Let x be the length of each of the two parallel panels that you will erect.

Then 105 - 2x is the length of the third panel, and also the enclosed length of the existing wall that you are going to use.

Therefore the enclosed area is A = x * (105-2x) = 105x - 2x^2

dA/dX = 105-4x

Maximum area at 4x=105 or x=26 1/4 ft

So the maximum-area enclosure will be 26 1/4 x 52.5 ft. This is 1378 ft^2

You cannot enclose 1400 ft^2 (though you can come close)

• To my feeble brain, the 105 feet of panel will be used to make three sides of the enclosure, and one third of 105 feet of wall will be used as the fourth.

A square will give the greatest area, so it will have 33 feet on a side. This will result in an area of 1089 sq ft.

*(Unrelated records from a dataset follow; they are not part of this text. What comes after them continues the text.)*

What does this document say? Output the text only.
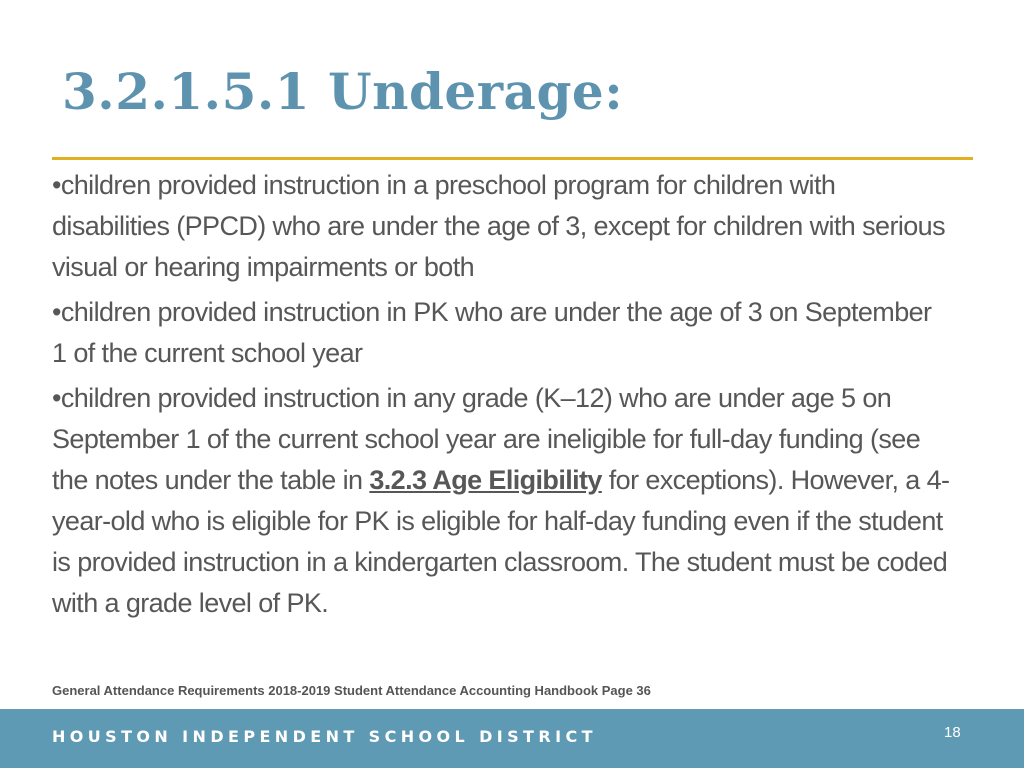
3.2.1.5.1 Underage:
•children provided instruction in a preschool program for children with disabilities (PPCD) who are under the age of 3, except for children with serious visual or hearing impairments or both
•children provided instruction in PK who are under the age of 3 on September 1 of the current school year
•children provided instruction in any grade (K–12) who are under age 5 on September 1 of the current school year are ineligible for full-day funding (see the notes under the table in 3.2.3 Age Eligibility for exceptions). However, a 4-year-old who is eligible for PK is eligible for half-day funding even if the student is provided instruction in a kindergarten classroom. The student must be coded with a grade level of PK.
General Attendance Requirements 2018-2019 Student Attendance Accounting Handbook Page 36
HOUSTON INDEPENDENT SCHOOL DISTRICT	18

• you can use differential calculus to do it!

just get two set of eqn's

1. perimeter = 105 ft, so 105ft = 2x + 2y

where y and x represents length and width , respectively.

2.area =1400 sq ft, so x* y =1400.

use this two eqn's to get single eqn without y and than, you can find gradeint function and at a turning point, it's zero so you get values of turning points.use it to determine max and min , and you could use second derivative here.

than, you could find the max and min values of area and see whether it gonna cover 1400sq ft.

OR you could guestimate it!

Source(s): i do maths